Triple murderer Lauren Dickason has filed an appeal against her convictions.
The South African doctor was sentenced to 18 years imprisonment in June for murdering her three young daughters in their Timaru home.
A notice of appeal against conviction was filed by her legal team on July 23.
The grounds for the appeal are yet to be confirmed.
Post-sentencing, the murder-convicted mother has been detained in a mental health hospital, which would continue until doctors decided she was capable of coping with prison.
The judge did not impose a life sentence or order a minimum term of imprisonment.
Last year, a jury reached a majority verdict after 15 hours of deliberations at the Christchurch High Court, having heard four weeks of evidence.
Dickason, her husband Graham Dickason and their children — six-year-old Liané and two-year-old twins Karla and Maya — arrived in New Zealand from South Africa in September 2021 to start a new life.
They were released from managed isolation for Covid-19 only five days before the killings.
She’ll be detained in a mental health hospital until medical authorities deem she can cope with a prison environment. (Source: 1News)

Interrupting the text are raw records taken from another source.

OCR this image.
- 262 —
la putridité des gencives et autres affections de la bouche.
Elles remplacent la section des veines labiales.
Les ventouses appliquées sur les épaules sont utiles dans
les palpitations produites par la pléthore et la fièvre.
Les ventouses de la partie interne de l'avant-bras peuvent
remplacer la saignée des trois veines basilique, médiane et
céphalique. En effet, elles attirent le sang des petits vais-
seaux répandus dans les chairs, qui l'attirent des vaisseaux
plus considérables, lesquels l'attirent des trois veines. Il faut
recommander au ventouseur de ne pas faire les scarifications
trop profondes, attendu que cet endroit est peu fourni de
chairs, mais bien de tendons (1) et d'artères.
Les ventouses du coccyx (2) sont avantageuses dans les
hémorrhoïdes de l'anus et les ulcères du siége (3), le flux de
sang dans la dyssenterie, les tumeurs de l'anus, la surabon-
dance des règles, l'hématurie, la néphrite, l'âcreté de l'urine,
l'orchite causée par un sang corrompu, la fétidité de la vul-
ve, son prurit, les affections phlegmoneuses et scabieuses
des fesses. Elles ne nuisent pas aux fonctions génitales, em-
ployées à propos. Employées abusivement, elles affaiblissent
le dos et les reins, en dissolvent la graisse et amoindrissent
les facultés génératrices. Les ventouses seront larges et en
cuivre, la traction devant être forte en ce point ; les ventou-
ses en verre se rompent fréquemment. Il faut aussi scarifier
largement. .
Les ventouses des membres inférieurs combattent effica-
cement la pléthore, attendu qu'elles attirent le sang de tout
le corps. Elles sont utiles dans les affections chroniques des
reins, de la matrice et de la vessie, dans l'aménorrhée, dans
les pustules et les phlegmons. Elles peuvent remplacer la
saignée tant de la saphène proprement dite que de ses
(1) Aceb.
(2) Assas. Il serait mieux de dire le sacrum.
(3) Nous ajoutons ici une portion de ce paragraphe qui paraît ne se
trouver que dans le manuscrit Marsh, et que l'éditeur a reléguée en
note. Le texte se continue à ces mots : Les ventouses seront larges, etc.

Graham found the bodies of six-year-old Liané and two-year-old twins Karla and Maya in their beds at their temporary rental property on the evening of September 16, 2021.
He was due to start work at Timaru Hospital as an orthopaedic surgeon and had been attending a work function. While he was out, his wife gathered the girls in a bedroom, telling them they were going to make necklaces, before smothering them to death.
During her trial, Dickason relied on the defences of insanity and infanticide, with her lawyers arguing she had killed her daughters purely out of love.
"The girls' deaths have nothing to do with anger and resentment and everything to do with what was, clearly, a severe mental illness."
The Crown argued the deaths were caused by Dickason’s anger and a loss of control.
It said any disturbance of her mind as a result of childbirth "was long gone", and the explanation of the "altruistic motive" only arose after treatment at Hillmorton Hospital a month after the killings.